Against this contentious backdrop, more studies, reports and consumer surveys have been emerging lately claiming a preference for dairy-based products compared to plant-based ones or that consuming dairy alternatives can be a nutritional gamble. This latest study comes from Cargill, a privately held company directly involved with the dairy industry through products and services.

It’s understandable that the dairy sector wants to see some bright spots on the horizon when the industry has been on a downward spiral. The goal now, at least according to the Cargill study, is to better leverage consumer preference for the taste of real dairy. It would not be surprising to see additional marketing along these lines, especially when 55% of study participants said that taste is their top priority when buying these products.

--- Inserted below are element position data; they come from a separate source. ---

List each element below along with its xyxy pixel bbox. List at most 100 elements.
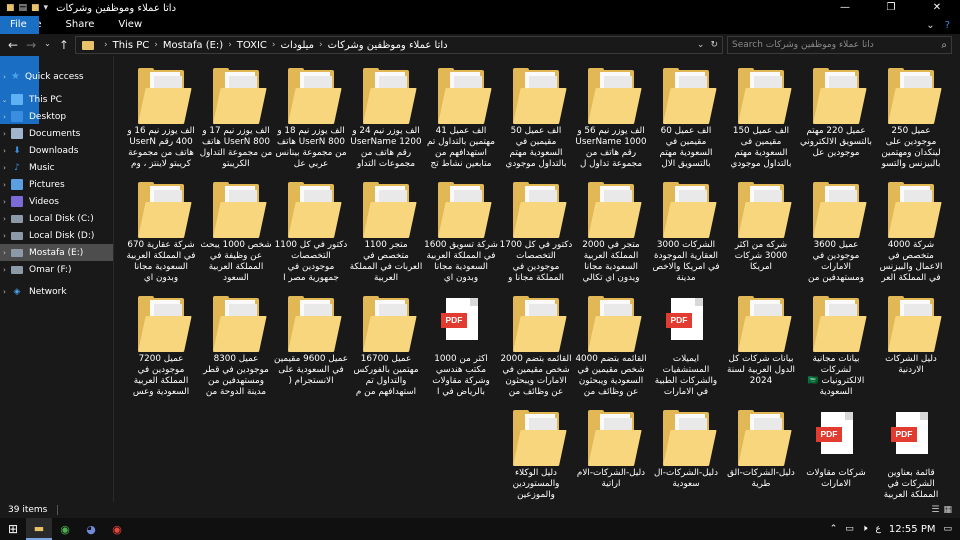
maximize-button[interactable]: ❐ [868, 0, 914, 16]
folder-item[interactable]: شركة تسويق 1600 في المملكة العربية السعو… [424, 178, 498, 286]
taskbar-chrome[interactable]: ◉ [52, 518, 78, 540]
sidebar-item-pictures[interactable]: › Pictures [0, 176, 113, 193]
notifications-icon[interactable]: ▭ [943, 524, 952, 534]
sidebar-item-local-disk-d[interactable]: › Local Disk (D:) [0, 227, 113, 244]
chevron-right-icon[interactable]: › [0, 288, 9, 296]
taskbar-chrome-2[interactable]: ◉ [104, 518, 130, 540]
chevron-right-icon[interactable]: › [0, 215, 9, 223]
start-button[interactable]: ⊞ [0, 518, 26, 540]
sidebar-item-mostafa-e[interactable]: › Mostafa (E:) [0, 244, 113, 261]
tab-share[interactable]: Share [54, 16, 107, 34]
folder-item[interactable]: دكتور في كل 1700 التخصصات موجودين في الم… [499, 178, 573, 286]
folder-item[interactable]: الشركات 3000 العقارية الموجودة في امريكا… [649, 178, 723, 286]
folder-small-icon[interactable]: ■ [6, 3, 15, 13]
folder-item[interactable]: دليل-الشركات-الق طرية [724, 406, 798, 514]
input-language[interactable]: ع [875, 524, 880, 534]
chevron-right-icon[interactable]: › [0, 130, 9, 138]
details-view-icon[interactable]: ☰ [931, 505, 939, 515]
chevron-right-icon[interactable]: › [0, 198, 9, 206]
tab-view[interactable]: View [106, 16, 154, 34]
chevron-right-icon[interactable]: › [0, 249, 9, 257]
sidebar-item-this-pc[interactable]: ⌄ This PC [0, 91, 113, 108]
folder-item[interactable]: عميل 7200 موجودين في المملكة العربية الس… [124, 292, 198, 400]
chevron-right-icon[interactable]: › [0, 73, 9, 81]
sidebar-item-videos[interactable]: › Videos [0, 193, 113, 210]
folder-item[interactable]: عميل 3600 موجودين في الامارات ومستهدفين … [799, 178, 873, 286]
large-icons-view-icon[interactable]: ▦ [943, 505, 952, 515]
chevron-right-icon[interactable]: › [270, 40, 278, 50]
address-dropdown-icon[interactable]: ⌄ [697, 40, 705, 50]
chevron-right-icon[interactable]: › [102, 40, 110, 50]
folder-item[interactable]: شركه من اكثر 3000 شركات امريكا [724, 178, 798, 286]
pdf-file-item[interactable]: PDF قائمة بعناوين الشركات في المملكة العر… [874, 406, 948, 514]
breadcrumb-drive[interactable]: Mostafa (E:) [160, 40, 226, 51]
help-icon[interactable]: ? [945, 20, 950, 31]
forward-arrow-icon[interactable]: → [26, 38, 36, 52]
chevron-right-icon[interactable]: › [0, 266, 9, 274]
search-input[interactable]: Search داتا عملاء وموظفين وشركات ⌕ [727, 36, 952, 54]
pdf-file-item[interactable]: PDF شركات مقاولات الامارات [799, 406, 873, 514]
folder-item[interactable]: الف يوزر نيم 18 و 800 UserN هاتف من مجمو… [274, 64, 348, 172]
show-hidden-icons-icon[interactable]: ⌃ [830, 524, 838, 534]
chevron-right-icon[interactable]: › [0, 147, 9, 155]
folder-item[interactable]: الف عميل 41 مهتمين بالتداول تم استهدافهم… [424, 64, 498, 172]
up-arrow-icon[interactable]: ↑ [59, 38, 69, 52]
folder-item[interactable]: الف يوزر نيم 56 و 1000 UserName رقم هاتف… [574, 64, 648, 172]
folder-item[interactable]: عميل 16700 مهتمين بالفوركس والتداول تم ا… [349, 292, 423, 400]
folder-item[interactable]: دليل الوكلاء والمستوردين والموزعين [499, 406, 573, 514]
pdf-file-item[interactable]: PDF ايميلات المستشفيات والشركات الطبية في… [649, 292, 723, 400]
minimize-button[interactable]: — [822, 0, 868, 16]
breadcrumb-current[interactable]: داتا عملاء وموظفين وشركات [325, 40, 451, 51]
sidebar-item-music[interactable]: › ♪ Music [0, 159, 113, 176]
folder-item[interactable]: دليل-الشركات-الام اراتية [574, 406, 648, 514]
chevron-right-icon[interactable]: › [317, 40, 325, 50]
chevron-right-icon[interactable]: › [226, 40, 234, 50]
breadcrumb-this-pc[interactable]: This PC [110, 40, 153, 51]
folder-item[interactable]: بيانات مجانية لشركات الالكترونيات 🇸🇦 الس… [799, 292, 873, 400]
folder-item[interactable]: الف عميل 50 مقيمين في السعودية مهتم بالت… [499, 64, 573, 172]
sidebar-item-documents[interactable]: › Documents [0, 125, 113, 142]
sidebar-item-omar-f[interactable]: › Omar (F:) [0, 261, 113, 278]
recent-locations-icon[interactable]: ⌄ [44, 38, 51, 52]
close-button[interactable]: ✕ [914, 0, 960, 16]
folder-item[interactable]: الف يوزر نيم 17 و 800 UserN هاتف من مجمو… [199, 64, 273, 172]
sidebar-item-desktop[interactable]: › Desktop [0, 108, 113, 125]
folder-item[interactable]: الف يوزر نيم 24 و 1200 UserName رقم هاتف… [349, 64, 423, 172]
new-folder-icon[interactable]: ■ [31, 3, 40, 13]
folder-item[interactable]: عميل 220 مهتم بالتسويق الالكتروني موجودي… [799, 64, 873, 172]
chevron-down-icon[interactable]: ⌄ [0, 96, 9, 104]
folder-item[interactable]: القائمه بتضم 4000 شخص مقيمين في السعودية… [574, 292, 648, 400]
customize-dropdown-icon[interactable]: ▾ [44, 3, 49, 13]
taskbar-discord[interactable]: ◕ [78, 518, 104, 540]
chevron-right-icon[interactable]: › [0, 181, 9, 189]
chevron-right-icon[interactable]: › [0, 113, 9, 121]
breadcrumb-parent[interactable]: ميلودات [278, 40, 318, 51]
refresh-icon[interactable]: ↻ [710, 40, 718, 50]
expand-ribbon-icon[interactable]: ⌄ [926, 20, 934, 31]
folder-item[interactable]: عميل 9600 مقيمين في السعودية على الانستج… [274, 292, 348, 400]
folder-item[interactable]: عميل 250 موجودين على لينكدان ومهتمين بال… [874, 64, 948, 172]
folder-item[interactable]: شركة عقارية 670 في المملكة العربية السعو… [124, 178, 198, 286]
chevron-right-icon[interactable]: › [152, 40, 160, 50]
folder-item[interactable]: دكتور في كل 1100 التخصصات موجودين في جمه… [274, 178, 348, 286]
breadcrumb-toxic[interactable]: TOXIC [234, 40, 270, 51]
folder-item[interactable]: بيانات شركات كل الدول العربية لسنة 2024 [724, 292, 798, 400]
folder-item[interactable]: دليل-الشركات-ال سعودية [649, 406, 723, 514]
sidebar-item-network[interactable]: › ◈ Network [0, 283, 113, 300]
pdf-file-item[interactable]: PDF أكثر من 1000 مكتب هندسي وشركة مقاولات… [424, 292, 498, 400]
folder-item[interactable]: دليل الشركات الاردنية [874, 292, 948, 400]
sidebar-item-quick-access[interactable]: › ★ Quick access [0, 68, 113, 85]
clock-time[interactable]: 12:55 PM [889, 524, 936, 535]
back-arrow-icon[interactable]: ← [8, 38, 18, 52]
properties-icon[interactable]: ▤ [19, 3, 28, 13]
taskbar-explorer[interactable]: ▬ [26, 518, 52, 540]
folder-item[interactable]: الف عميل 150 مقيمين فى السعودية مهتم بال… [724, 64, 798, 172]
chevron-right-icon[interactable]: › [0, 164, 9, 172]
sidebar-item-local-disk-c[interactable]: › Local Disk (C:) [0, 210, 113, 227]
network-tray-icon[interactable]: ▭ [845, 524, 854, 534]
folder-item[interactable]: شخص 1000 يبحث عن وظيفة في المملكة العربي… [199, 178, 273, 286]
sidebar-item-downloads[interactable]: › ⬇ Downloads [0, 142, 113, 159]
folder-item[interactable]: شركة 4000 متخصص في الاعمال والبيزنس في ا… [874, 178, 948, 286]
folder-item[interactable]: متجر في 2000 المملكة العربية السعودية مج… [574, 178, 648, 286]
chevron-right-icon[interactable]: › [0, 232, 9, 240]
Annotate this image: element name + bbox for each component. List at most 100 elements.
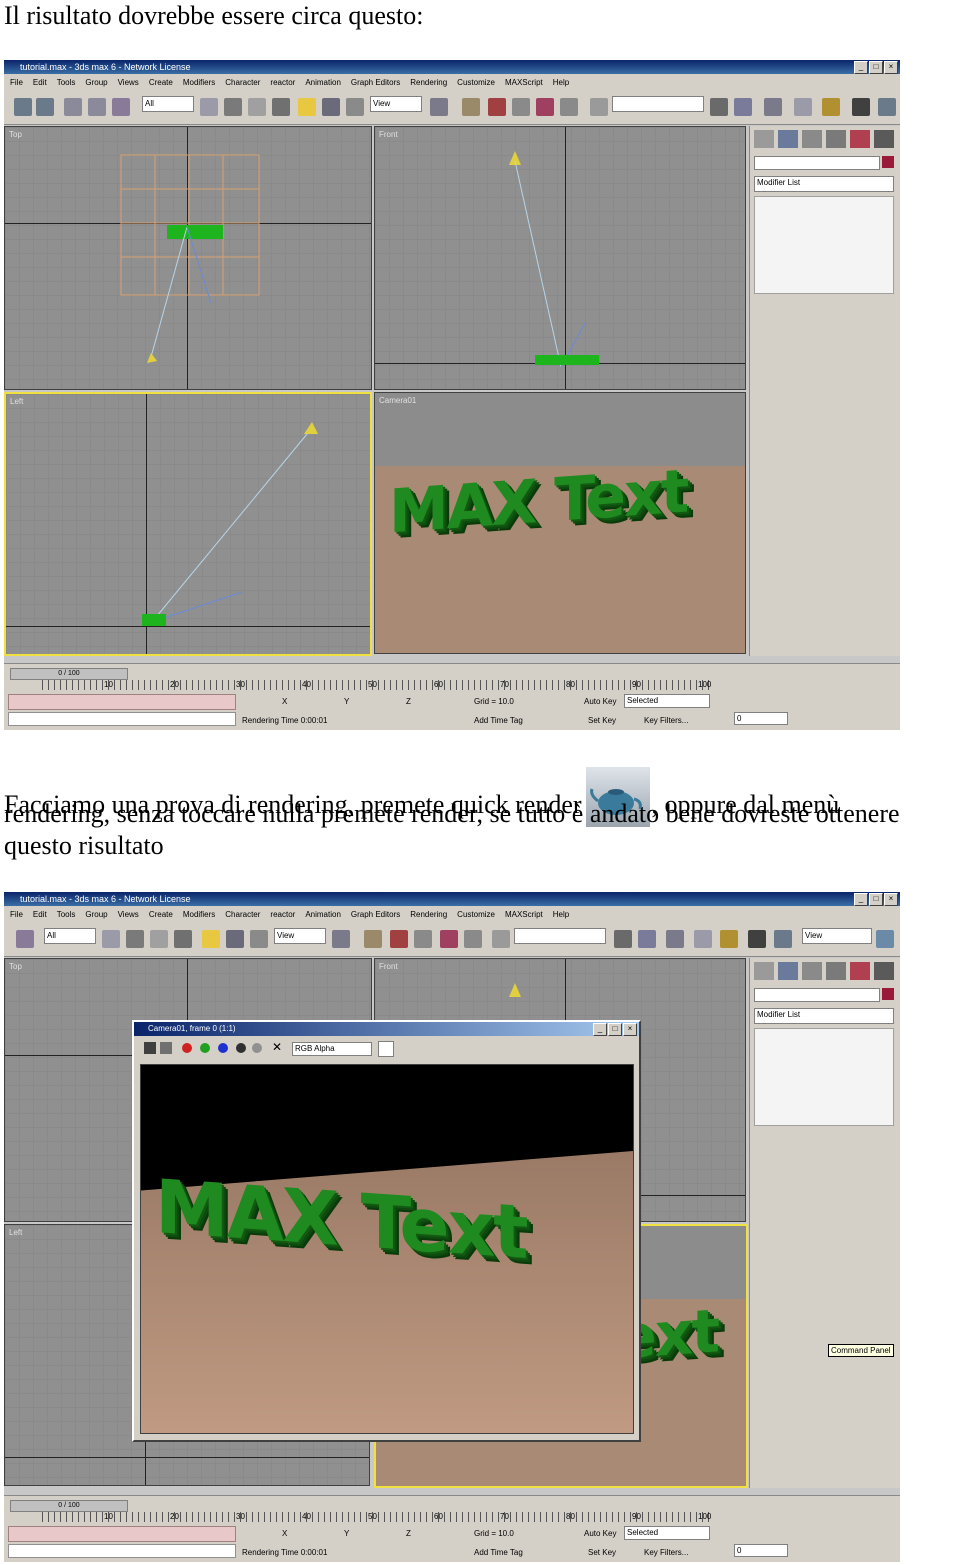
add-time-tag[interactable]: Add Time Tag xyxy=(474,1548,523,1557)
menu-modifiers[interactable]: Modifiers xyxy=(183,910,215,919)
reference-coord-dropdown[interactable]: View xyxy=(370,96,422,112)
object-color-swatch[interactable] xyxy=(882,988,894,1000)
rendered-frame-window[interactable]: Camera01, frame 0 (1:1) _ □ × ✕ RGB Alpha … xyxy=(132,1020,641,1442)
select-by-name-icon[interactable] xyxy=(224,98,242,116)
menu-customize[interactable]: Customize xyxy=(457,910,495,919)
select-rotate-icon[interactable] xyxy=(322,98,340,116)
object-name-field[interactable] xyxy=(754,156,880,170)
bind-space-warp-icon[interactable] xyxy=(112,98,130,116)
utilities-tab-icon[interactable] xyxy=(874,130,894,148)
key-selection-dropdown[interactable]: Selected xyxy=(624,1526,710,1540)
menu-reactor[interactable]: reactor xyxy=(270,78,295,87)
modifier-stack[interactable] xyxy=(754,1028,894,1126)
spinner-snap-icon[interactable] xyxy=(464,930,482,948)
percent-snap-icon[interactable] xyxy=(536,98,554,116)
window-crossing-icon[interactable] xyxy=(272,98,290,116)
maxscript-listener[interactable] xyxy=(8,1526,236,1542)
menu-animation[interactable]: Animation xyxy=(305,78,341,87)
select-scale-icon[interactable] xyxy=(250,930,268,948)
hierarchy-tab-icon[interactable] xyxy=(802,130,822,148)
motion-tab-icon[interactable] xyxy=(826,962,846,980)
key-filters-button[interactable]: Key Filters... xyxy=(644,1548,688,1557)
menu-help[interactable]: Help xyxy=(553,910,569,919)
bind-space-warp-icon[interactable] xyxy=(16,930,34,948)
modify-tab-icon[interactable] xyxy=(778,962,798,980)
monochrome-icon[interactable] xyxy=(252,1043,262,1053)
color-swatch[interactable] xyxy=(378,1041,394,1057)
menu-file[interactable]: File xyxy=(10,78,23,87)
manipulate-icon[interactable] xyxy=(462,98,480,116)
time-slider[interactable]: 0 / 100 xyxy=(10,1500,128,1512)
minimize-button[interactable]: _ xyxy=(854,893,868,906)
angle-snap-icon[interactable] xyxy=(414,930,432,948)
green-channel-icon[interactable] xyxy=(200,1043,210,1053)
link-icon[interactable] xyxy=(64,98,82,116)
selection-filter-dropdown[interactable]: All xyxy=(142,96,194,112)
menu-modifiers[interactable]: Modifiers xyxy=(183,78,215,87)
current-frame-field[interactable]: 0 xyxy=(734,712,788,725)
blue-channel-icon[interactable] xyxy=(218,1043,228,1053)
menu-edit[interactable]: Edit xyxy=(33,78,47,87)
material-editor-icon[interactable] xyxy=(852,98,870,116)
pivot-center-icon[interactable] xyxy=(332,930,350,948)
named-selection-icon[interactable] xyxy=(492,930,510,948)
menu-tools[interactable]: Tools xyxy=(57,910,76,919)
select-object-icon[interactable] xyxy=(200,98,218,116)
layer-manager-icon[interactable] xyxy=(666,930,684,948)
maximize-button[interactable]: □ xyxy=(869,61,883,74)
close-button[interactable]: × xyxy=(884,61,898,74)
menu-graph-editors[interactable]: Graph Editors xyxy=(351,78,400,87)
add-time-tag[interactable]: Add Time Tag xyxy=(474,716,523,725)
red-channel-icon[interactable] xyxy=(182,1043,192,1053)
menu-character[interactable]: Character xyxy=(225,910,260,919)
menu-views[interactable]: Views xyxy=(118,78,139,87)
maximize-button[interactable]: □ xyxy=(608,1023,622,1036)
named-selection-icon[interactable] xyxy=(590,98,608,116)
save-bitmap-icon[interactable] xyxy=(144,1042,156,1054)
mirror-icon[interactable] xyxy=(614,930,632,948)
channel-dropdown[interactable]: RGB Alpha xyxy=(292,1042,372,1056)
modify-tab-icon[interactable] xyxy=(778,130,798,148)
minimize-button[interactable]: _ xyxy=(593,1023,607,1036)
object-name-field[interactable] xyxy=(754,988,880,1002)
redo-icon[interactable] xyxy=(36,98,54,116)
motion-tab-icon[interactable] xyxy=(826,130,846,148)
curve-editor-icon[interactable] xyxy=(794,98,812,116)
menu-file[interactable]: File xyxy=(10,910,23,919)
hierarchy-tab-icon[interactable] xyxy=(802,962,822,980)
region-select-icon[interactable] xyxy=(150,930,168,948)
select-object-icon[interactable] xyxy=(102,930,120,948)
mirror-icon[interactable] xyxy=(710,98,728,116)
menu-group[interactable]: Group xyxy=(85,78,107,87)
modifier-stack[interactable] xyxy=(754,196,894,294)
region-select-icon[interactable] xyxy=(248,98,266,116)
set-key-button[interactable]: Set Key xyxy=(588,1548,616,1557)
close-button[interactable]: × xyxy=(884,893,898,906)
clear-icon[interactable]: ✕ xyxy=(272,1040,282,1054)
menu-graph-editors[interactable]: Graph Editors xyxy=(351,910,400,919)
reference-coord-dropdown[interactable]: View xyxy=(274,928,326,944)
render-scene-icon[interactable] xyxy=(878,98,896,116)
close-button[interactable]: × xyxy=(623,1023,637,1036)
menu-reactor[interactable]: reactor xyxy=(270,910,295,919)
object-color-swatch[interactable] xyxy=(882,156,894,168)
menu-maxscript[interactable]: MAXScript xyxy=(505,910,543,919)
create-tab-icon[interactable] xyxy=(754,130,774,148)
select-move-icon[interactable] xyxy=(298,98,316,116)
menu-rendering[interactable]: Rendering xyxy=(410,910,447,919)
menu-animation[interactable]: Animation xyxy=(305,910,341,919)
menu-create[interactable]: Create xyxy=(149,910,173,919)
angle-snap-icon[interactable] xyxy=(512,98,530,116)
align-icon[interactable] xyxy=(734,98,752,116)
modifier-list-dropdown[interactable]: Modifier List xyxy=(754,176,894,192)
viewport-left[interactable]: Left xyxy=(4,392,372,656)
time-slider[interactable]: 0 / 100 xyxy=(10,668,128,680)
window-crossing-icon[interactable] xyxy=(174,930,192,948)
selection-filter-dropdown[interactable]: All xyxy=(44,928,96,944)
clone-window-icon[interactable] xyxy=(160,1042,172,1054)
minimize-button[interactable]: _ xyxy=(854,61,868,74)
menu-tools[interactable]: Tools xyxy=(57,78,76,87)
named-selection-sets-field[interactable] xyxy=(612,96,704,112)
key-filters-button[interactable]: Key Filters... xyxy=(644,716,688,725)
quick-render-icon[interactable] xyxy=(876,930,894,948)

Dairy producers might focus on the the classic milk experience — think cookies and milk for an after-school snack — as well as the nutritional benefits dairy-based products offer. One Midwest dairy has successfully used nostalgia in its marketing by resuming home delivery with old-fashioned milk trucks and giving farm tours.

Some dairy companies have been investing in plant-based companies, such as Dean Foods’ purchase last year of a minority stake in Good Karma Foods, a manufacturer of non-dairy milk and yogurt products. This diversification could help the country’s largest milk supplier, which recently had to cancel more than 100 contracts with dairy farmers in eight states due to a raw milk glut, decreasing consumption and Walmart building its own milk processing facility.

With huge profits and jobs hanging in the balance, it’s no wonder that dairy and plant-based beverages made from almonds, soy, coconut and other ingredients continue to battle for market share. Dairy and non-dairy milk sales together total more than $18 billion, providing a lucrative opportunity. For now, companies that participate in both markets will likely position themselves with the best chance to succeed amid changing consumer tastes.